Lawgr has the concept of logging targets, a target being a function which is be called when any of the logging functions are called. The default configuration includes a target called local
, which renders messages to the local console.
A remote target is also provided for sending log messages to a remote endpoint. To make use of it you can reconfigure the targets
property as follows:
log.config.targets = [ log.defaults.targets.local, log.defaults.targets.remote ];
The log.defaults.targets.remote
target will post log messages to /logs/ with a body like this:
{
level: "error",
message: "Oh noes!",
sender: "some-app",
stack: [{
context: [
"var someFuncName = function() {",
" throw new Error('Oh Noes');",
"};"
],
func: "someFuncName",
line: 2,
column: 12,
url: "http://blah.com/scripts/lib.js"
}],
url: "/"
useragent: "Mozilla/5.0 (Windows NT 6.1; WOW64) AppleWebKit/537.36 (KHTML, like Gecko) Chrome/35.0.1916.153 Safari/537.36"
}
The sender
and destination URL are configured as follows:
log.config.sender = 'some-app';
log.config.url = '/logs/';
The stack
property is only included if available. Stack traces are obtained through TraceKit.

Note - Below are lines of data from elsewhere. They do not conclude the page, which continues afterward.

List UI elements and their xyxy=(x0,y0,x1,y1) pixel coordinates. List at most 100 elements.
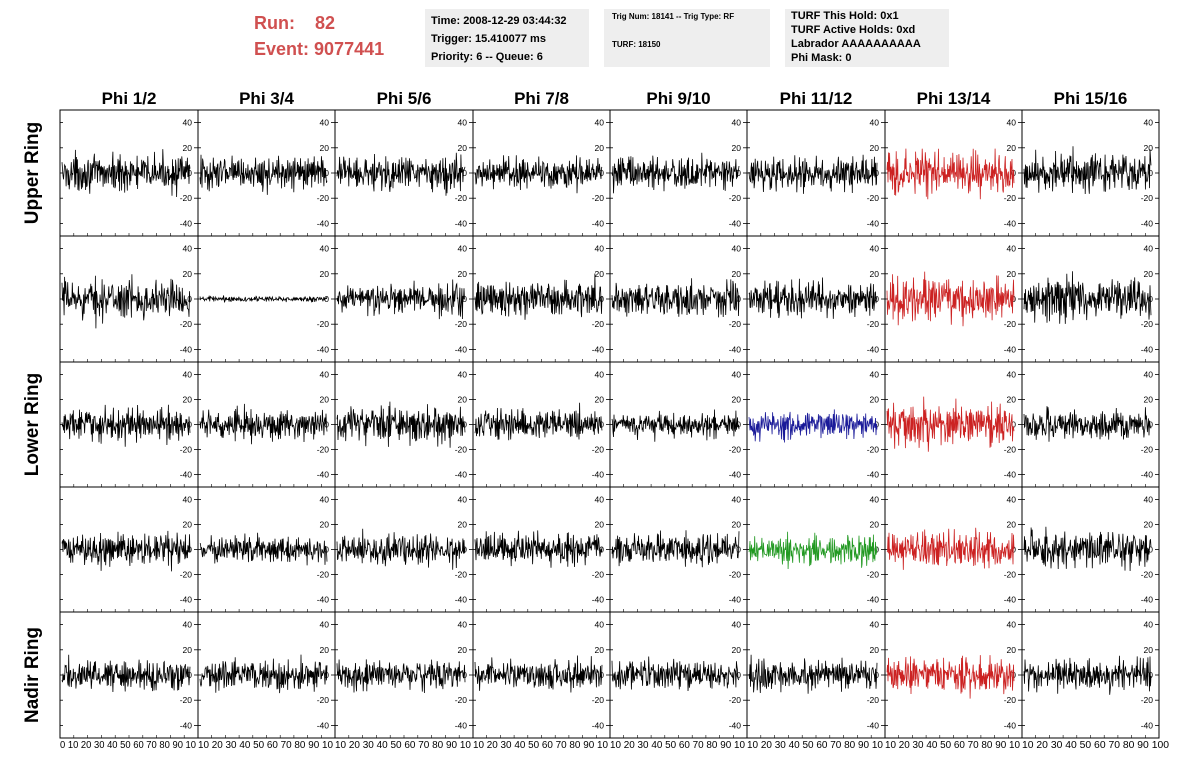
y-tick-label: 0 xyxy=(187,168,192,178)
y-tick-label: 40 xyxy=(1007,118,1017,128)
waveform-trace xyxy=(1023,271,1152,324)
y-tick-label: 40 xyxy=(870,118,880,128)
y-tick-label: -40 xyxy=(867,720,880,730)
y-tick-label: 0 xyxy=(1011,420,1016,430)
y-tick-label: 40 xyxy=(320,370,330,380)
x-tick-label: 10 20 30 40 50 60 70 80 90 10 xyxy=(473,740,608,751)
y-tick-label: 20 xyxy=(1007,269,1017,279)
y-tick-label: 40 xyxy=(732,118,742,128)
y-tick-label: -20 xyxy=(180,193,193,203)
waveform-trace xyxy=(336,401,466,448)
y-tick-label: -20 xyxy=(317,570,330,580)
waveform-trace xyxy=(886,271,1015,327)
y-tick-label: -40 xyxy=(592,720,605,730)
y-tick-label: 0 xyxy=(599,168,604,178)
y-tick-label: 40 xyxy=(1144,620,1154,630)
y-tick-label: -20 xyxy=(455,193,468,203)
y-tick-label: -40 xyxy=(317,470,330,480)
y-tick-label: 20 xyxy=(320,269,330,279)
y-tick-label: -40 xyxy=(1141,218,1154,228)
y-tick-label: -40 xyxy=(180,344,193,354)
y-tick-label: -40 xyxy=(317,218,330,228)
y-tick-label: -20 xyxy=(729,319,742,329)
y-tick-label: 40 xyxy=(1144,370,1154,380)
waveform-trace xyxy=(611,530,740,568)
y-tick-label: 0 xyxy=(736,168,741,178)
column-title: Phi 9/10 xyxy=(646,89,710,108)
waveform-trace xyxy=(611,152,740,194)
waveform-trace xyxy=(474,155,603,194)
y-tick-label: 20 xyxy=(1144,269,1154,279)
y-tick-label: 40 xyxy=(595,370,605,380)
y-tick-label: 20 xyxy=(458,395,468,405)
y-tick-label: -20 xyxy=(180,445,193,455)
y-tick-label: 20 xyxy=(320,645,330,655)
y-tick-label: -20 xyxy=(1004,570,1017,580)
y-tick-label: 40 xyxy=(458,244,468,254)
y-tick-label: 40 xyxy=(458,118,468,128)
waveform-trace xyxy=(61,149,191,198)
x-tick-label: 10 20 30 40 50 60 70 80 90 10 xyxy=(198,740,333,751)
y-tick-label: 40 xyxy=(1007,370,1017,380)
event-row: Event: 9077441 xyxy=(254,36,384,62)
y-tick-label: 20 xyxy=(320,143,330,153)
waveform-trace xyxy=(748,277,878,319)
run-label: Run: xyxy=(254,13,295,33)
y-tick-label: 40 xyxy=(732,495,742,505)
y-tick-label: -20 xyxy=(1004,319,1017,329)
trig-text: Trig Num: 18141 -- Trig Type: RF xyxy=(612,12,735,21)
y-tick-label: 20 xyxy=(870,395,880,405)
y-tick-label: -40 xyxy=(867,595,880,605)
y-tick-label: -20 xyxy=(729,193,742,203)
y-tick-label: 0 xyxy=(324,545,329,555)
y-tick-label: 0 xyxy=(1148,670,1153,680)
waveform-trace xyxy=(474,402,603,441)
y-tick-label: 20 xyxy=(595,395,605,405)
waveform-trace xyxy=(748,409,878,443)
y-tick-label: 20 xyxy=(595,143,605,153)
y-tick-label: 0 xyxy=(736,420,741,430)
y-tick-label: 0 xyxy=(462,168,467,178)
y-tick-label: -20 xyxy=(455,695,468,705)
waveform-trace xyxy=(61,530,191,572)
y-tick-label: 40 xyxy=(1007,495,1017,505)
waveform-trace xyxy=(611,278,740,318)
y-tick-label: 40 xyxy=(732,244,742,254)
y-tick-label: 20 xyxy=(183,645,193,655)
y-tick-label: -20 xyxy=(180,319,193,329)
y-tick-label: -20 xyxy=(1141,695,1154,705)
y-tick-label: 20 xyxy=(183,143,193,153)
y-tick-label: -20 xyxy=(1004,445,1017,455)
panel-frame xyxy=(884,611,1023,739)
x-tick-label: 10 20 30 40 50 60 70 80 90 10 xyxy=(610,740,745,751)
column-title: Phi 7/8 xyxy=(514,89,569,108)
x-tick-label: 10 20 30 40 50 60 70 80 90 10 xyxy=(885,740,1020,751)
y-tick-label: 20 xyxy=(1144,645,1154,655)
y-tick-label: -40 xyxy=(180,720,193,730)
y-tick-label: -40 xyxy=(729,344,742,354)
waveform-trace xyxy=(336,659,466,694)
waveform-trace xyxy=(474,273,603,320)
y-tick-label: 40 xyxy=(458,370,468,380)
y-tick-label: 40 xyxy=(320,620,330,630)
y-tick-label: -20 xyxy=(867,319,880,329)
waveform-trace xyxy=(199,403,328,445)
y-tick-label: 20 xyxy=(458,269,468,279)
y-tick-label: -40 xyxy=(1004,720,1017,730)
waveform-trace xyxy=(61,404,191,447)
y-tick-label: -40 xyxy=(180,218,193,228)
event-label: Event: xyxy=(254,39,310,59)
y-tick-label: -20 xyxy=(317,193,330,203)
y-tick-label: 20 xyxy=(183,395,193,405)
y-tick-label: -20 xyxy=(592,695,605,705)
y-tick-label: -20 xyxy=(867,193,880,203)
y-tick-label: -40 xyxy=(592,344,605,354)
y-tick-label: -20 xyxy=(317,445,330,455)
y-tick-label: -20 xyxy=(729,570,742,580)
y-tick-label: -20 xyxy=(867,445,880,455)
row-title: Upper Ring xyxy=(22,122,43,224)
time-info-box: Time: 2008-12-29 03:44:32 Trigger: 15.41… xyxy=(425,9,589,67)
y-tick-label: -20 xyxy=(317,695,330,705)
y-tick-label: 40 xyxy=(1144,244,1154,254)
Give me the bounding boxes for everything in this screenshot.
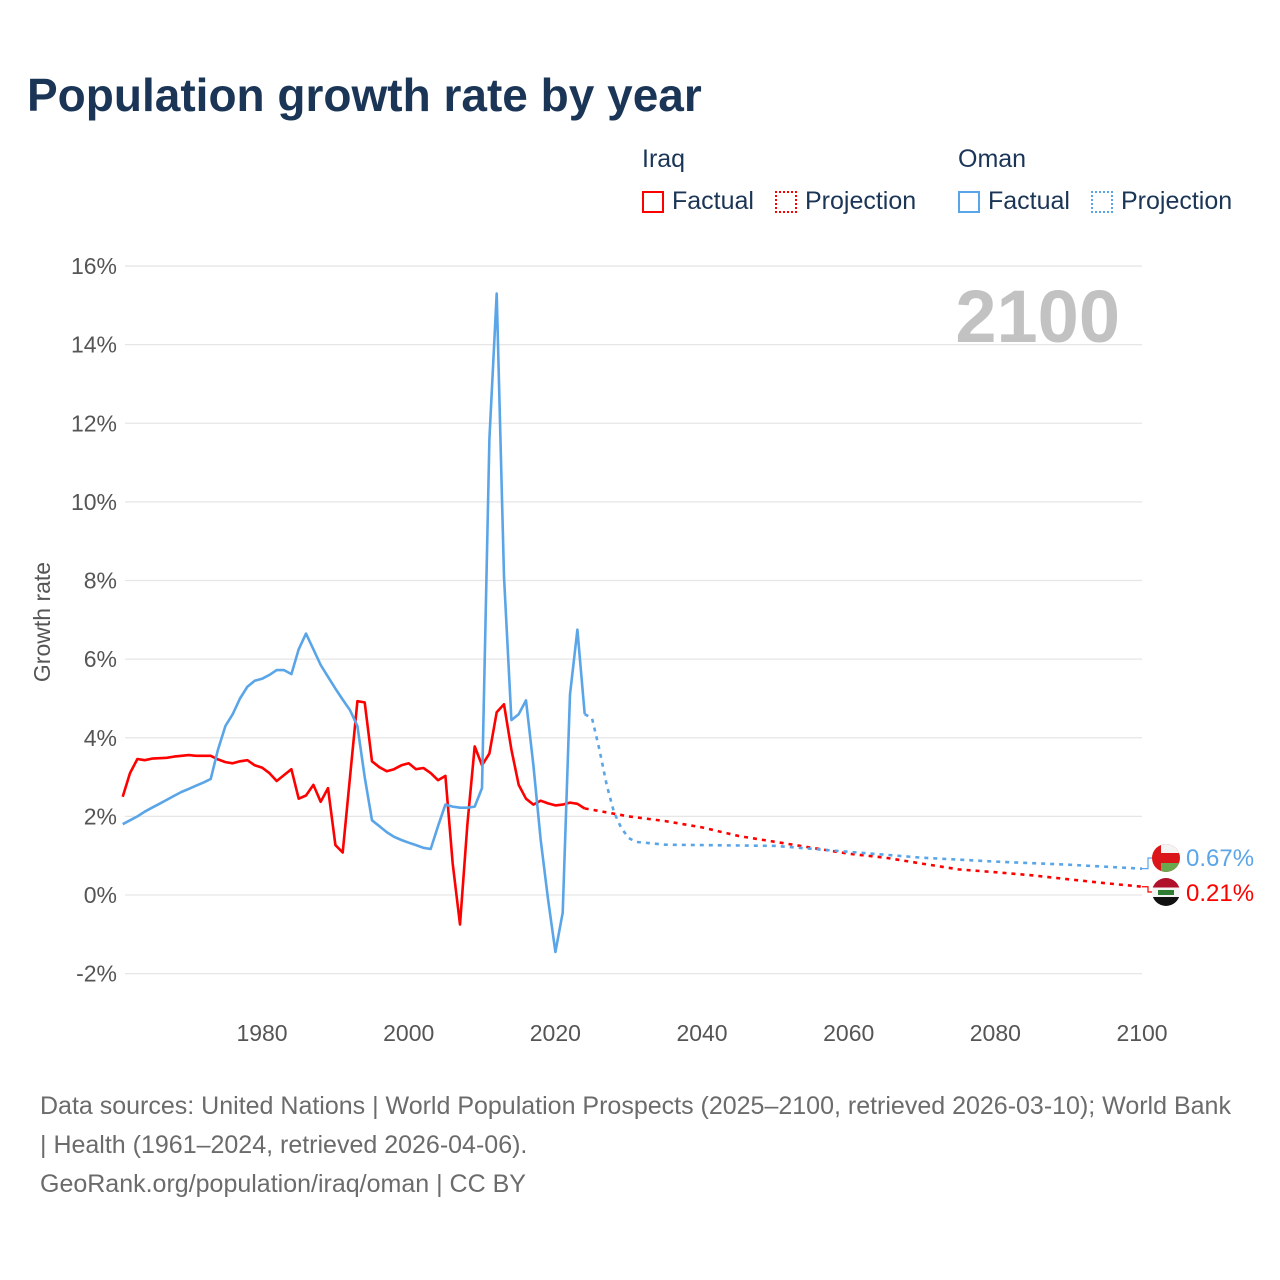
legend-label: Factual — [988, 187, 1070, 215]
legend-swatch-dotted — [775, 190, 797, 213]
flag-black — [1152, 897, 1180, 906]
legend-swatch-solid — [642, 190, 664, 213]
x-tick-label: 2080 — [970, 1020, 1021, 1046]
x-tick-label: 2100 — [1116, 1020, 1167, 1046]
y-axis-label: Growth rate — [29, 562, 55, 682]
current-year-label: 2100 — [955, 275, 1120, 358]
y-tick-label: -2% — [76, 961, 117, 987]
flag-green — [1161, 863, 1180, 872]
legend-label: Projection — [1121, 187, 1233, 215]
end-value-label-oman: 0.67% — [1186, 845, 1254, 872]
y-tick-label: 2% — [84, 803, 117, 829]
flag-white — [1161, 844, 1180, 853]
legend-swatch-dotted — [1091, 190, 1113, 213]
flag-body — [1152, 844, 1180, 872]
y-tick-label: 4% — [84, 725, 117, 751]
end-value-label-iraq: 0.21% — [1186, 880, 1254, 907]
x-tick-label: 2000 — [383, 1020, 434, 1046]
x-tick-label: 2060 — [823, 1020, 874, 1046]
x-tick-label: 1980 — [236, 1020, 287, 1046]
series-oman-factual — [122, 292, 586, 954]
x-tick-label: 2040 — [676, 1020, 727, 1046]
legend-label: Projection — [805, 187, 917, 215]
end-connector — [1142, 886, 1154, 893]
legend-group-oman: Oman — [958, 145, 1027, 173]
legend-oman-projection[interactable]: Projection — [1091, 187, 1232, 216]
flag-red — [1152, 878, 1180, 888]
chart-title: Population growth rate by year — [27, 69, 702, 121]
series-iraq-factual — [121, 699, 586, 926]
flag-script — [1158, 890, 1174, 895]
oman-flag-icon — [1152, 844, 1180, 872]
data-sources: Data sources: United Nations | World Pop… — [40, 1092, 1231, 1159]
legend-iraq-projection[interactable]: Projection — [775, 187, 916, 216]
legend-swatch-solid — [958, 190, 980, 213]
series-iraq-projection — [584, 807, 1143, 888]
flag-body — [1152, 878, 1180, 906]
y-tick-label: 10% — [71, 489, 117, 515]
x-tick-label: 2020 — [530, 1020, 581, 1046]
footer: Data sources: United Nations | World Pop… — [40, 1087, 1240, 1204]
y-tick-label: 0% — [84, 882, 117, 908]
y-tick-label: 12% — [71, 410, 117, 436]
credit-link[interactable]: GeoRank.org/population/iraq/oman | CC BY — [40, 1170, 526, 1198]
end-connector — [1142, 857, 1154, 870]
y-tick-label: 16% — [71, 253, 117, 279]
legend-group-iraq: Iraq — [642, 145, 686, 173]
y-tick-label: 6% — [84, 646, 117, 672]
iraq-flag-icon — [1152, 878, 1180, 906]
y-tick-label: 8% — [84, 568, 117, 594]
legend-iraq-factual[interactable]: Factual — [642, 187, 754, 216]
legend-label: Factual — [672, 187, 754, 215]
legend-oman-factual[interactable]: Factual — [958, 187, 1070, 216]
y-tick-label: 14% — [71, 332, 117, 358]
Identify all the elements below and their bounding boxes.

You can also implement your own target(s) by providing a function with the following signature:
function (level, message, stack)
level
will be one of debug, info, warning, error or critical. message
is the log message. stack
corresponds to the stack
property in the example above.
The API for logging messages is simple:
log.debug('This is a debug thing');
log.info('This is an informational thing');
log.warning('This is a warning thing');
log.error('This is an error thing');
log.critical('This is a critical thing');
// log.error and log.critical also accept an Error object
var error = new Error('Oh noes!');
log.error(error);
log.critical(error);
Unhandled errors (window.onerror
) are automatically caught and logged as an error. However, once an error hits window.onerror, the stack trace is limited to a single frame. For better stack traces, use try
-catch
blocks within your code:
try {
something();
catch (e) {
log.error(e);
}
When throwing errors, create an instance of Error
rather than using a string
:
throw new Error('Oh noes!');
bower install lawgr
npm install lawgr
Install-Package lawgr.js
Prior to publishing a new version of the package, you must run the following commands to configure your NuGet and npm credentials. You should only need to do this once.
npm adduser
grunt nugetkey --key=XXXXXXXX-XXXX-XXXX-XXXX-XXXXXXXXXXXX
Once you have entered your credentials, you can publish to npm and NuGet by running one of the following tasks:
grunt publish
Increments patch version in package.json, publishes to npm and NuGet. This is short-hand for grunt publish:patch
.
grunt publish:minor
As before, but bumps minor version.
grunt publish:major
As before, but bumps major version.
The publish task will create an appropriate semver tag which Bower will detect as a new version.